Still, for big-ticket items that can be planned for in advance – such as having a baby, or a knee or hip replacement – the site can be useful in estimating what an out-of-pocket cost might look like, preventing sticker shock while recovering from the operation.

“We invite these conversations. These are conversations we want to be having with our patients,” Inzana said.

Depending on a patient’s deductible and copays, savings could range from several hundred dollars on basic procedures to $1,000 or more for complex operations.

According to an April 2014 study by the Robert Wood Johnson Foundation that looked at New Hampshire’s health care transparency tool, the website there did affect health care pricing. While the study said the results were “modest,” it did note that giving consumers the ability to compare prices encouraged health care providers to compete on price, and insurance companies to be more creative in the types of health plans offered, to limit out-of-pocket costs.

It also may prompt patients to start doing more price-shopping for medical procedures, experts say.

One of the most common ways for hospitals to compete and gain customer loyalty is with their maternity wards, according to numerous news articles.

When Mercy put the finishing touches on its Fore River complex eight years ago, The Birthplace maternity ward was a major part of the complex. Moms have spacious rooms, with jacuzzi tubs and fold-out beds for dads. Lactation consultations and many nurses are on hand to help new moms. The moms don’t have to switch rooms after delivery.

“We do glorified home births,” said Tina Payne, nurse-manager at Mercy Hospital. “We do low-intervention births, but intervention is there if we need it. We ask the moms what they want us to do, each step of the way.”

Payne said expectant moms and dads typically want to know about rates of C-sections, induced labor, epidurals to control pain and breastfeeding.

Dr. Katie Ozarowski, a pediatrician, didn’t factor in costs when deciding where to have her first child nearly two years ago, although the website was not available then. She chose Mercy Hospital after touring The Birthplace.

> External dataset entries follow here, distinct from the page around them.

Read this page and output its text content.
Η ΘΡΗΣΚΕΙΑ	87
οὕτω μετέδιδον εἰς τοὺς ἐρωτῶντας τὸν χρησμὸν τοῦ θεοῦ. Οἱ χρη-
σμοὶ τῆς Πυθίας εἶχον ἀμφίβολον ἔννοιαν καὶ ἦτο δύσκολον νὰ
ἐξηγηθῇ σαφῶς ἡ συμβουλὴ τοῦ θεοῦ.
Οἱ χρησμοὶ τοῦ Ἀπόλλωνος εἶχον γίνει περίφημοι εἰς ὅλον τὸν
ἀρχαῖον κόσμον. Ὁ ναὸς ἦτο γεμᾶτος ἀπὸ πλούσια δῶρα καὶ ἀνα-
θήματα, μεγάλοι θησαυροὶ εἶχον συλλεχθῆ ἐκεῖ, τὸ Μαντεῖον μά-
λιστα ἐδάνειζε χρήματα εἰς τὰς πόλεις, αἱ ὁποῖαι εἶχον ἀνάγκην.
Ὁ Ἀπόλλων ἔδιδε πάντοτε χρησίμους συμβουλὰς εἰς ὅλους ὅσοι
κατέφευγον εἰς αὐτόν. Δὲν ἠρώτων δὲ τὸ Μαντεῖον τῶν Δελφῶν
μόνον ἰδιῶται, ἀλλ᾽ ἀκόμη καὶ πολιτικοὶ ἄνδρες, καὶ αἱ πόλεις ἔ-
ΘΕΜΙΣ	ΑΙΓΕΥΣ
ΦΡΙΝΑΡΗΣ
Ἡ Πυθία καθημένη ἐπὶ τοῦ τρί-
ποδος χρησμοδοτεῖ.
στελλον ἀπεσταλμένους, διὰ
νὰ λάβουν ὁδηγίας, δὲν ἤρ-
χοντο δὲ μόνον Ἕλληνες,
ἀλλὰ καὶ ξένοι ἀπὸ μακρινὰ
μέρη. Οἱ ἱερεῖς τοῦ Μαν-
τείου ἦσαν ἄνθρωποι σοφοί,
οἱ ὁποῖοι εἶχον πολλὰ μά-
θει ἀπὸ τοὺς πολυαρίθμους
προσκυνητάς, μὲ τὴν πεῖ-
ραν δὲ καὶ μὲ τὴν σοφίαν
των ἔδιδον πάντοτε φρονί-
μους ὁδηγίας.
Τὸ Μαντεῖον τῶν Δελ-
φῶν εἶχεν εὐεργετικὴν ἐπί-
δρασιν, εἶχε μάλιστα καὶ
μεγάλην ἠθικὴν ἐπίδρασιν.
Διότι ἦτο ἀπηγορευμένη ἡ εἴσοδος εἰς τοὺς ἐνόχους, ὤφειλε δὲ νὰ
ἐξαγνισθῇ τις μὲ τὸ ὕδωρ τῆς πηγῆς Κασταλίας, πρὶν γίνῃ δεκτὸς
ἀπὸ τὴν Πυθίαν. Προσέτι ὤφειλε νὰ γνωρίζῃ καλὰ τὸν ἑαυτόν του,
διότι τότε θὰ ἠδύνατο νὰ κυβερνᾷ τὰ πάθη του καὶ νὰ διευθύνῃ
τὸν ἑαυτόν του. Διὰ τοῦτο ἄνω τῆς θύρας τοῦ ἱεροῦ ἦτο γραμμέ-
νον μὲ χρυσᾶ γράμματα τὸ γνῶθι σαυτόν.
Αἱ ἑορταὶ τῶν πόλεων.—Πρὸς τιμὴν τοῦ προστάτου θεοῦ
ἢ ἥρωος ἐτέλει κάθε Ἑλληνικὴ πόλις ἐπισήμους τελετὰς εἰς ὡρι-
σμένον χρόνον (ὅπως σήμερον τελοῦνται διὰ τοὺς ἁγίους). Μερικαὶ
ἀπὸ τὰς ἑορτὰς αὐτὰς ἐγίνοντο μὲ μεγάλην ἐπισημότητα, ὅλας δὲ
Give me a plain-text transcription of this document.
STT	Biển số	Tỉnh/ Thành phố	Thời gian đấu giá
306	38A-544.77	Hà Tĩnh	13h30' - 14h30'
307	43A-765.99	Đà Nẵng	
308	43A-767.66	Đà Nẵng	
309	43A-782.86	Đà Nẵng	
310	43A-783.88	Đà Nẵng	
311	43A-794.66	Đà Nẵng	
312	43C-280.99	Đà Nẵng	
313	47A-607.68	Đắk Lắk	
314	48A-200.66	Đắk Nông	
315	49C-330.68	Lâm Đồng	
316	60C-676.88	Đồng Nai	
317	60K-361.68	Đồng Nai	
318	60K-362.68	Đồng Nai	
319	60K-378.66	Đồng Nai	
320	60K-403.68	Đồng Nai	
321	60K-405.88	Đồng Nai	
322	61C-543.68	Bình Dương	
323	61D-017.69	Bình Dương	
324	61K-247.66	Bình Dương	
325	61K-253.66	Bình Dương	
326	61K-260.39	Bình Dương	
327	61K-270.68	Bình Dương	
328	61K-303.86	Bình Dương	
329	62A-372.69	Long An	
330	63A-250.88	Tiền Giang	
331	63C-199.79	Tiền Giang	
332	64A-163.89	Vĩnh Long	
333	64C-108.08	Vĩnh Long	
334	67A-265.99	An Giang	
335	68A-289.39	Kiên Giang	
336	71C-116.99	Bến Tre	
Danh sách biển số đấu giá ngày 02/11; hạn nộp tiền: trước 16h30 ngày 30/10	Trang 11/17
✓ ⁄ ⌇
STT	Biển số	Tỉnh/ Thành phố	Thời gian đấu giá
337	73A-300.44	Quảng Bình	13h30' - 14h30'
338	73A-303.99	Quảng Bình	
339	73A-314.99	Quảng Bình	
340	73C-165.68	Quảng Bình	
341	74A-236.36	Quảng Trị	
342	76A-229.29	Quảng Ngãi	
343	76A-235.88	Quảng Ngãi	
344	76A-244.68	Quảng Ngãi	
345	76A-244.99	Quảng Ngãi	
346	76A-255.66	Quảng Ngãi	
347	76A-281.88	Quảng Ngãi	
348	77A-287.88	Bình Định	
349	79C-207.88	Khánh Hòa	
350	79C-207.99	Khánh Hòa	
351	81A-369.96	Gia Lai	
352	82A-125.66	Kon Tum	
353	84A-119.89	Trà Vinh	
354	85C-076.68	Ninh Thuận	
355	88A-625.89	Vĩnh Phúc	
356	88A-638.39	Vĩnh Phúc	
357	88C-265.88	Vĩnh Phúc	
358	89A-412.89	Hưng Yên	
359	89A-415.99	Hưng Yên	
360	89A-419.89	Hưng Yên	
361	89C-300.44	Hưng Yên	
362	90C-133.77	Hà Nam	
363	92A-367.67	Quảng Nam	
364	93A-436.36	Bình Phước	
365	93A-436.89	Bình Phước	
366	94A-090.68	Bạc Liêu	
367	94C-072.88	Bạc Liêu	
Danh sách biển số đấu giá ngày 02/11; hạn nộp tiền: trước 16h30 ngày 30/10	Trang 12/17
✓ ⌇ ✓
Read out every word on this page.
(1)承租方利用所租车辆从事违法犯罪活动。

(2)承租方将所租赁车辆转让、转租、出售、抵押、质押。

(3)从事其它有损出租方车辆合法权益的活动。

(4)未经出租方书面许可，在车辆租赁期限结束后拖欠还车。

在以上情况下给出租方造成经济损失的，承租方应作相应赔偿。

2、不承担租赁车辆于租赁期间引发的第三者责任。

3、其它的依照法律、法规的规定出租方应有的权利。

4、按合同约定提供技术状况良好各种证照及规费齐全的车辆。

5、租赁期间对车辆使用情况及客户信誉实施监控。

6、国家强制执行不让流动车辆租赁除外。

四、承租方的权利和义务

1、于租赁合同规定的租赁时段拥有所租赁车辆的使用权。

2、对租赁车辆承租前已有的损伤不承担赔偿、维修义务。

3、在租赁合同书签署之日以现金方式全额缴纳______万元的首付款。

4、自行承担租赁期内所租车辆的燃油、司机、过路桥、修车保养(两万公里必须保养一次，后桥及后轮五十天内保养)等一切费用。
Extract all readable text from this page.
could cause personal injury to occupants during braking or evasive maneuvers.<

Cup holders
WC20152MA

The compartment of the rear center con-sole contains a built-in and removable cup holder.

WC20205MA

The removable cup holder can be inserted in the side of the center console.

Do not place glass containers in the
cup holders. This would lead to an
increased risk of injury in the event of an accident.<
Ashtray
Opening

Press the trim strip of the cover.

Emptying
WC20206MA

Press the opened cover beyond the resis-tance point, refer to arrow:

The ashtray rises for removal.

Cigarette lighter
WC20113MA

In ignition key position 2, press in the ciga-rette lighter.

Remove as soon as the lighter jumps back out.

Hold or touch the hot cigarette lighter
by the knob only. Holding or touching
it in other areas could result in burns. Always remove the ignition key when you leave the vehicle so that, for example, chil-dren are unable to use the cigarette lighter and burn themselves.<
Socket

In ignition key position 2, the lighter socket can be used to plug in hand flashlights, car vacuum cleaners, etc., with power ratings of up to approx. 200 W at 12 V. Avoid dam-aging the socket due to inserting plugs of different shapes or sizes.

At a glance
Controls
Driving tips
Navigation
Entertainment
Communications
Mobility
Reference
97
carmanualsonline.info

“When we were thinking about where to have a baby, we wanted atmosphere and experience,” said Ozarowski, who is seven months pregnant with her second child. Ozarowski was hired as a Mercy pediatrician a few weeks ago, but was not employed by the hospital when her first child was born. “I wanted it to be as intimate an experience as possible without it being a home birth.”

Emily Brostek, executive director for Consumers for Affordable Health Care, a nonprofit advocacy group in Augusta, said the new website is an important step forward in price transparency.

“Everyone who has ever tried to find out how much health care is going to cost them has always found it to be very challenging,” Brostek said. “By making the data public, it might push health care providers to be more competitive with their pricing.

“But it’s not like buying a TV on Amazon, and I don’t want to be bargain basement hunting for my health care.”